COLLEGE BASKETBALL INTELLIGENCE TEST
DIRECTIONS: This test is designed to test your intelligence as it relates to the game of college basketball. This test does not measure your knowledge of college basketball, but rather, your innate ability to understand and comprehend the finer points of the game. This test has been rigorously designed and tested by our research institute in Lawrence, Kansas, to ensure that it is knowledge-neutral, and therefore measures your college basketball IQ regardless of your exposure to or knowledge of college basketball.
Answer each question to the best of your ability. There may be one or more answers that appear to be correct; select the BEST answer among the given choices. Generally, it will be best to answer with your “gut reaction.” Again, since this test is designed to measure your innate basketball intelligence, second-guessing is likely to only lower your score or give you a less-accurate result.
PLEASE NOTE: you may have taken a previous version of this test in the past. Previous versions of this test were structured in a manner which required test takers to correctly answer each question to proceed to the next. Questions were organized in order of ascending difficulty to help gauge the taker’s intelligence level. However, due to an abnormal number of local test takers who were failing to advance past the first question, the test has been reformulated and restructured. You now must complete every question.
This is a time-sensitive test. You have an average of 35 seconds to complete each question, except for the essay portion, for which you have 10 minutes.
Good luck.
THE COLLEGE BASKETBALL RESEARCH INSTITUTE, LAWRENCE, KANSAS.
QUESTION 1:
Which of the following terms most properly describes a college basketball program that has won a single national title since Dwight D. Eisenhower was elected president?
A. Elite.
B. Very good.
C. Pretty good.
D. Good.
QUESTION 2:
Ed Manning was:
A. A highly-qualified college coach and NBA scout.
B. Danny Manning’s dad.
C. A pretty lucky truck driver.
QUESTION 3:
TRUE or FALSE: Committing to the University of Kansas increases a recruit’s ability or talent to play basketball.
QUESTION 4:
Which of the following is the most legitimate reason for a team seeded fourth or higher in the NCAA tournament to fail to advance past the first round?
A. A weak conference failed to properly prepare the team for the tourney. (NOTE: for the purposes of answer choice “C” to question 5, the conference should not be considered weak.)
B. The right players for the system aren’t yet in place.

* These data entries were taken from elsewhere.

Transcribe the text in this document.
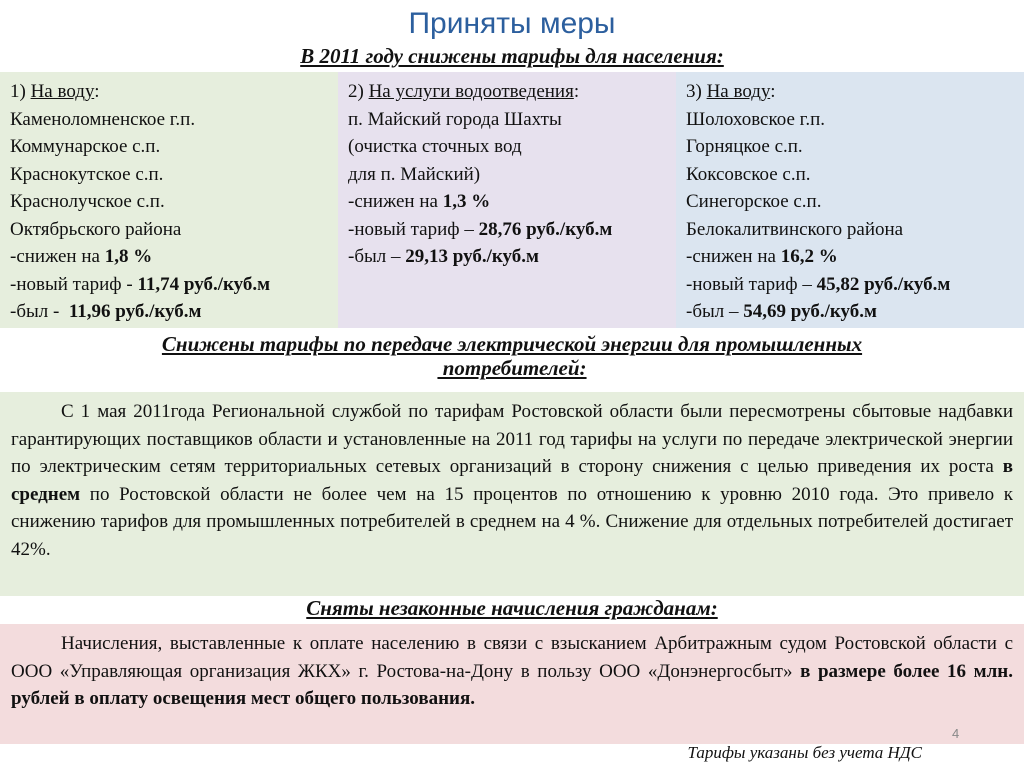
Приняты меры
В 2011 году снижены тарифы для населения:
1) На воду:
Каменоломненское г.п.
Коммунарское с.п.
Краснокутское с.п.
Краснолучское с.п.
Октябрьского района
-снижен на 1,8 %
-новый тариф - 11,74 руб./куб.м
-был -  11,96 руб./куб.м
2) На услуги водоотведения:
п. Майский города Шахты
(очистка сточных вод
для п. Майский)
-снижен на 1,3 %
-новый тариф – 28,76 руб./куб.м
-был – 29,13 руб./куб.м
3) На воду:
Шолоховское г.п.
Горняцкое с.п.
Коксовское с.п.
Синегорское с.п.
Белокалитвинского района
-снижен на 16,2 %
-новый тариф – 45,82 руб./куб.м
-был – 54,69 руб./куб.м
Снижены тарифы по передаче электрической энергии для промышленных
потребителей:
С 1 мая 2011года Региональной службой по тарифам Ростовской области были пересмотрены сбытовые надбавки гарантирующих поставщиков области и установленные на 2011 год тарифы на услуги по передаче электрической энергии по электрическим сетям территориальных сетевых организаций в сторону снижения с целью приведения их роста в среднем по Ростовской области не более чем на 15 процентов по отношению к уровню 2010 года. Это привело к снижению тарифов для промышленных потребителей в среднем на 4 %. Снижение для отдельных потребителей достигает 42%.
Сняты незаконные начисления гражданам:
Начисления, выставленные к оплате населению в связи с взысканием Арбитражным судом Ростовской области с ООО «Управляющая организация ЖКХ» г. Ростова-на-Дону в пользу ООО «Донэнергосбыт» в размере более 16 млн. рублей в оплату освещения мест общего пользования.
4
Тарифы указаны без учета НДС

C. The players are too young to understand how to play together yet.
D. The opposing team was underseeded and started five future lottery picks.
E. All of the above.
QUESTION 5:
Which of the following factors is most important in determining whether a college has an “elite” national basketball program?
A. Number of national titles.
B. Number of recent national titles.
C. Number of conference titles and whether your first coach was considered the “inventor of basketball.”
QUESTION 6:
Referees hired by the Big XII conference:
A. Generally call a good game, but occasionally require “gentle correction” from fans with a better understanding of the game.
B. Call games in Allen FieldHouse in a completely different way than they call games anywhere else in the Big XII.
C. Suck.
QUESTION 7:
Which of the following lines is the most famous?
A. “Silent night, holy night, all is calm, all is bright.”
B. “Four score and seven years ago…”
C. “Et tu, Brutus?”
D. “Rock chalk, Jayhawk, Go K.U.”
QUESTION 8:
From 1989-2003, most experts agreed that the best way to achieve success in the NCAA tournament would be by slowing down the game and playing a half-court game with big, physical players. From 2003-the present, most experts agreed that the best way to achieve success in the NCAA tournament would be by running a fast-paced, transition-oriented game. Explain in the following space why this shift in philosophy occurred among these experts.
QUESTION 9:
Which of the following is the classiest thing to do at a basketball game?
A. Wear a shirt that says “Muck Fizzou.”
B. Boo the referees.
C. Boo the other team as they take the court.
D. Throw newspapers and other available items at supporters of the visiting team.
E. Yell “F--- you!” at an opposing player following the game.
QUESTION 10:
NOTE: When this test was reformulated, Question 10 was included to measure the test taker’s grasp of the ethics related to college basketball, as it was once believed that running a “clean program” reflected on the level of basketball intelligence. However, in late 2006, experts determined that ethics were not relevant to the determination of basketball intelligence, and so this question is no longer included in the test.